Ist es manchmal so, dass sie eine der Figuren mehr lieb haben als die andere?
Korn: Ja, das passiert. Ich mag einige Figuren sehr gerne, aber meine absolute Lieblingsfigur ist Pips. Erstens habe ich eine große Schwäche für Männer, die Klavier spielen können. Zweitens hat Pips ein sehr schwieriges Schicksal und ziemlich viele Brüche. Das reizt mich an Figuren immer besonders.

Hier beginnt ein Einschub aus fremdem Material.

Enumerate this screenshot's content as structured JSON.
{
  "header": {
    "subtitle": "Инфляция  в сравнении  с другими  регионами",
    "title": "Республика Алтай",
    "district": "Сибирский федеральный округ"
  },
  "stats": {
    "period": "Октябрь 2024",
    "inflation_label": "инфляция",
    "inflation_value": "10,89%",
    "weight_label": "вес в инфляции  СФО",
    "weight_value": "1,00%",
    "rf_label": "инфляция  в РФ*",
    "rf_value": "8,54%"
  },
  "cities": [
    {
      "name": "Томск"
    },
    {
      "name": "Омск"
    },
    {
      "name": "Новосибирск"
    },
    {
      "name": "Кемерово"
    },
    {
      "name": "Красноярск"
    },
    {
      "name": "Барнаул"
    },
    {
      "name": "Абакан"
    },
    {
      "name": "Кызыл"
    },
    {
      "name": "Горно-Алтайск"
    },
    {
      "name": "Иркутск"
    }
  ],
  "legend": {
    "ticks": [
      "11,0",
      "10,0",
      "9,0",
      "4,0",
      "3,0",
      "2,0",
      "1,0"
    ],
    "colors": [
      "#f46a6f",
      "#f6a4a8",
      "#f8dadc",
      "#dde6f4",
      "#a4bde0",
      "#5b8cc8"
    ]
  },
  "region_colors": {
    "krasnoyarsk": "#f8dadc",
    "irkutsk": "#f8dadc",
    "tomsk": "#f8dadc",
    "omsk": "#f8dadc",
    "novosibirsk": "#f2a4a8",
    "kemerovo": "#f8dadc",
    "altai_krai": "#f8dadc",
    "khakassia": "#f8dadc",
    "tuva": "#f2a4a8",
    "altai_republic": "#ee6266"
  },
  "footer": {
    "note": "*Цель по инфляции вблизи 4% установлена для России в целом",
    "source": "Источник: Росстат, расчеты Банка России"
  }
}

Dass Sie Männer mögen, die Klavier spielen, hat auch mit Ihrer eigenen Geschichte zu tun. Es kommt sehr viel Musik in diesem Buch vor - erzählen Sie, was das mit Ihnen zu tun hat.
Korn: In meinem Arbeitszimmer steht ein Klavier, und unter dem sitzend bin ich eigentlich aufgewachsen. Mein Vater war Komponist und ich habe damals unter dieses Klavier gepasst. Das ist mir so ins Blut gegangen, dass ich dazu eine ganz besondere Beziehung hatte. Ich bin sowieso ganz stark eine Vater-Tochter. Wahrscheinlich habe ich es da abgekriegt, dass ich so gerne Männer mag, die Klavier spielen können. Ich habe zwar einen geheiratet, der nicht Klavier spielen kann, aber er hat weiß Gott andere Qualitäten.
Besonders auffallend ist in Ihren Büchern, dass sie voller Details sind. Sie erzählen zum Beispiel von einem Kassenblock mit San Pellegrino-Werbung drauf oder von einer "Hörzu"-Zeitschrift auf dem Tisch. Das kommt mir fast ein bisschen manisch vor, dass es ganz detailliert sein muss.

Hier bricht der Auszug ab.